Kompostownik i jego rola.

Ogólne tematy działkowe, nowości w ogrodnictwie
ODPOWIEDZ
aurynka
---
Posty: 2061
Od: 26 wrz 2006, o 14:28

Post »

Miałam w planie wymurować go na wieki ale teraz to mnie podłamałaś. ;:144 Przyznam szczerze, że nie wiedziałam, iż kompostownik trzeba przenosić. :oops:
Awatar użytkownika
Elizabetka
Przyjaciel Forum
Przyjaciel Forum
Posty: 8474
Od: 4 lip 2006, o 20:04
Opryskiwacze MAROLEX: 1 szt.
Lokalizacja: Śląsk

Post »

Ojejku Aurynko nie miałam takiego zamiaru. ;:158
Wyczytałam tylko, że jest wskazane żeby kompostownik zakładać co roku w innym miejscu(wystarczy przesunąć o parę metrów).
A to dlatego, żeby wykorzystać pełen świeży potencjał glebowych mikroorganizmów, które pomagają w uzyskaniu nawozu.

Pozdrawiam,
Basia
Przyjaciel Forum - Ś.P.
Przyjaciel Forum - Ś.P.
Posty: 654
Od: 28 maja 2006, o 15:43
Lokalizacja: Kędzierzyn (opolskie)

Post »

Możecie sobie tak dyskutować o zmianach miejsca jak macie dziesiątki arów jak jest 3lub 5 to musi wystarczyć jedno miejsce.
Ja mam anty kompostwonik tzn Dość głęboki i duży dół z wybetonowanymi ścianami. W dnie parę otworów by woda miała gdzie spłynąć.

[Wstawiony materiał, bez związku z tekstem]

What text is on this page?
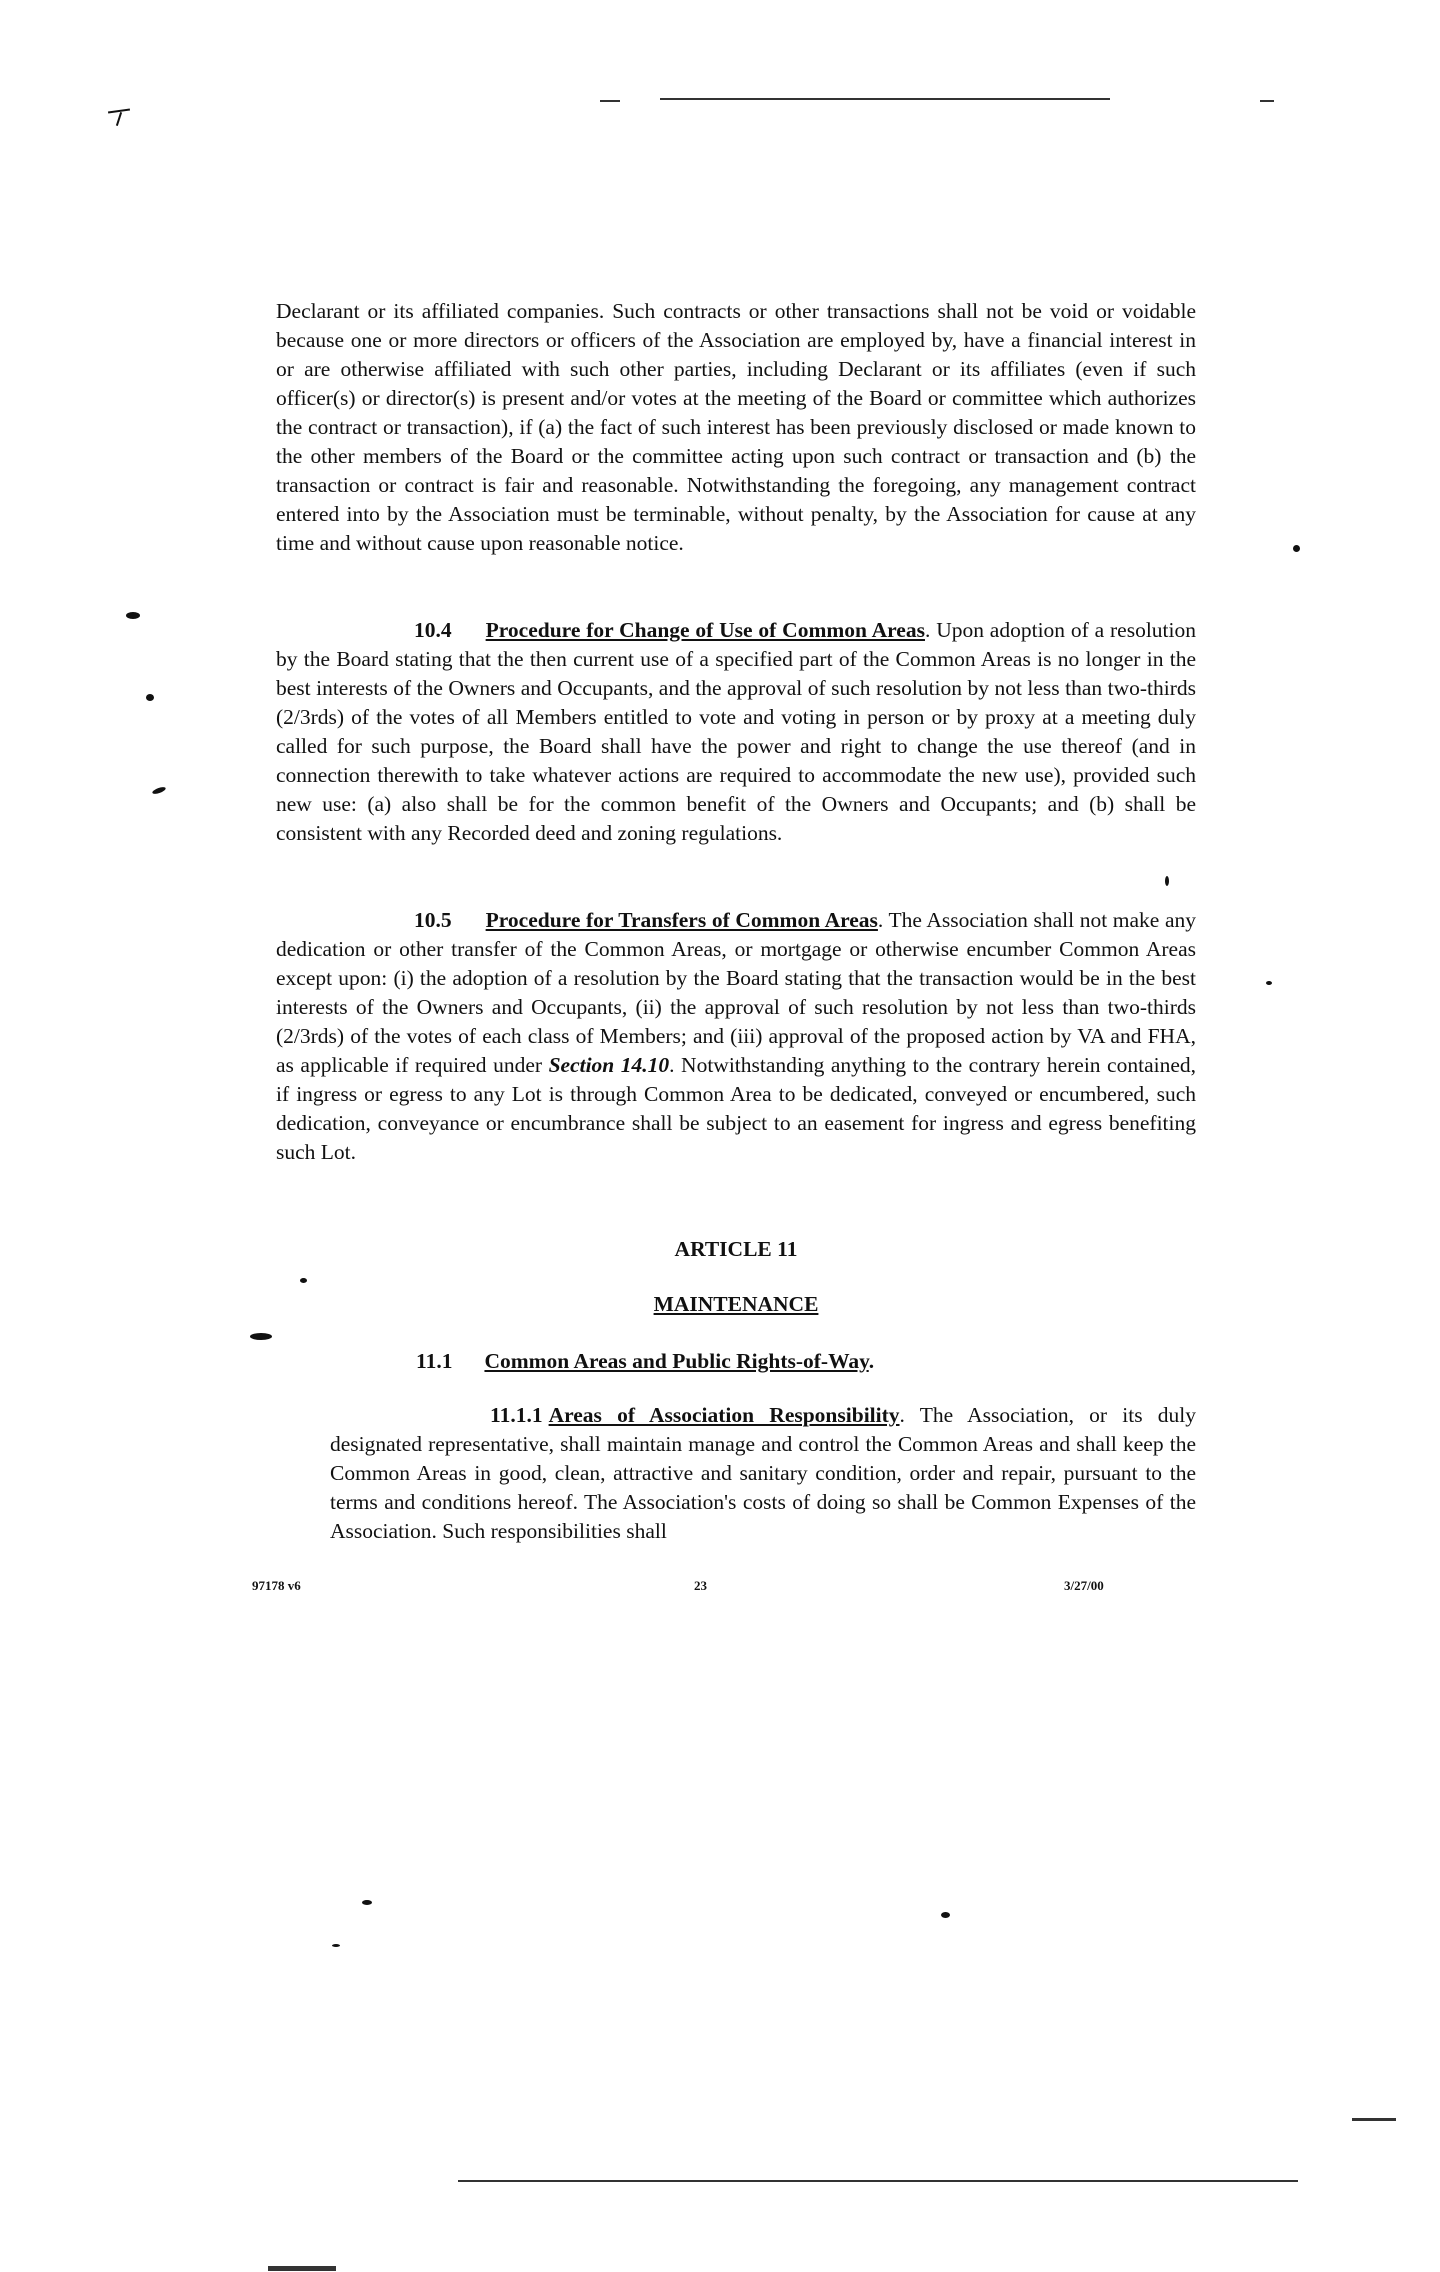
Declarant or its affiliated companies. Such contracts or other transactions shall not be void or voidable because one or more directors or officers of the Association are employed by, have a financial interest in or are otherwise affiliated with such other parties, including Declarant or its affiliates (even if such officer(s) or director(s) is present and/or votes at the meeting of the Board or committee which authorizes the contract or transaction), if (a) the fact of such interest has been previously disclosed or made known to the other members of the Board or the committee acting upon such contract or transaction and (b) the transaction or contract is fair and reasonable. Notwithstanding the foregoing, any management contract entered into by the Association must be terminable, without penalty, by the Association for cause at any time and without cause upon reasonable notice.

10.4 Procedure for Change of Use of Common Areas. Upon adoption of a resolution by the Board stating that the then current use of a specified part of the Common Areas is no longer in the best interests of the Owners and Occupants, and the approval of such resolution by not less than two-thirds (2/3rds) of the votes of all Members entitled to vote and voting in person or by proxy at a meeting duly called for such purpose, the Board shall have the power and right to change the use thereof (and in connection therewith to take whatever actions are required to accommodate the new use), provided such new use: (a) also shall be for the common benefit of the Owners and Occupants; and (b) shall be consistent with any Recorded deed and zoning regulations.

10.5 Procedure for Transfers of Common Areas. The Association shall not make any dedication or other transfer of the Common Areas, or mortgage or otherwise encumber Common Areas except upon: (i) the adoption of a resolution by the Board stating that the transaction would be in the best interests of the Owners and Occupants, (ii) the approval of such resolution by not less than two-thirds (2/3rds) of the votes of each class of Members; and (iii) approval of the proposed action by VA and FHA, as applicable if required under Section 14.10. Notwithstanding anything to the contrary herein contained, if ingress or egress to any Lot is through Common Area to be dedicated, conveyed or encumbered, such dedication, conveyance or encumbrance shall be subject to an easement for ingress and egress benefiting such Lot.

ARTICLE 11
MAINTENANCE
11.1 Common Areas and Public Rights-of-Way.

11.1.1 Areas of Association Responsibility. The Association, or its duly designated representative, shall maintain manage and control the Common Areas and shall keep the Common Areas in good, clean, attractive and sanitary condition, order and repair, pursuant to the terms and conditions hereof. The Association's costs of doing so shall be Common Expenses of the Association. Such responsibilities shall

97178 v6	23	3/27/00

Taki spory kopostownik zawsze dzielę na 3 części. Tegoroczne śmieci, i ubiegłoroczne, które na jesieni danego roku sa już kompostem. I wolną część. Najczęściej wiosną jak zaczynam wybierać kompost to na nie rozłożone jeszcze śmieci narzucam wierzchnią warstwę z rozłożonej już pryzmy oraz tą najniższą warstwę i tym samym zasilam pryzmę wszystką potrzebną florą bakteryjną. Jeśli na pryzmę ląduje także darń używam również przyspieszacza.
Awatar użytkownika
Elizabetka
Przyjaciel Forum
Przyjaciel Forum
Posty: 8474
Od: 4 lip 2006, o 20:04
Opryskiwacze MAROLEX: 1 szt.
Lokalizacja: Śląsk

Post »

A ja nie używam przyspieszacza i nie muruję. Na razie mam jeden a w przyszły roku planuję założyć kilka małych kompostowników, żeby nie trzeba było daleko najpierw zwozić a później rozwozić. Tym samym będą pod ręką.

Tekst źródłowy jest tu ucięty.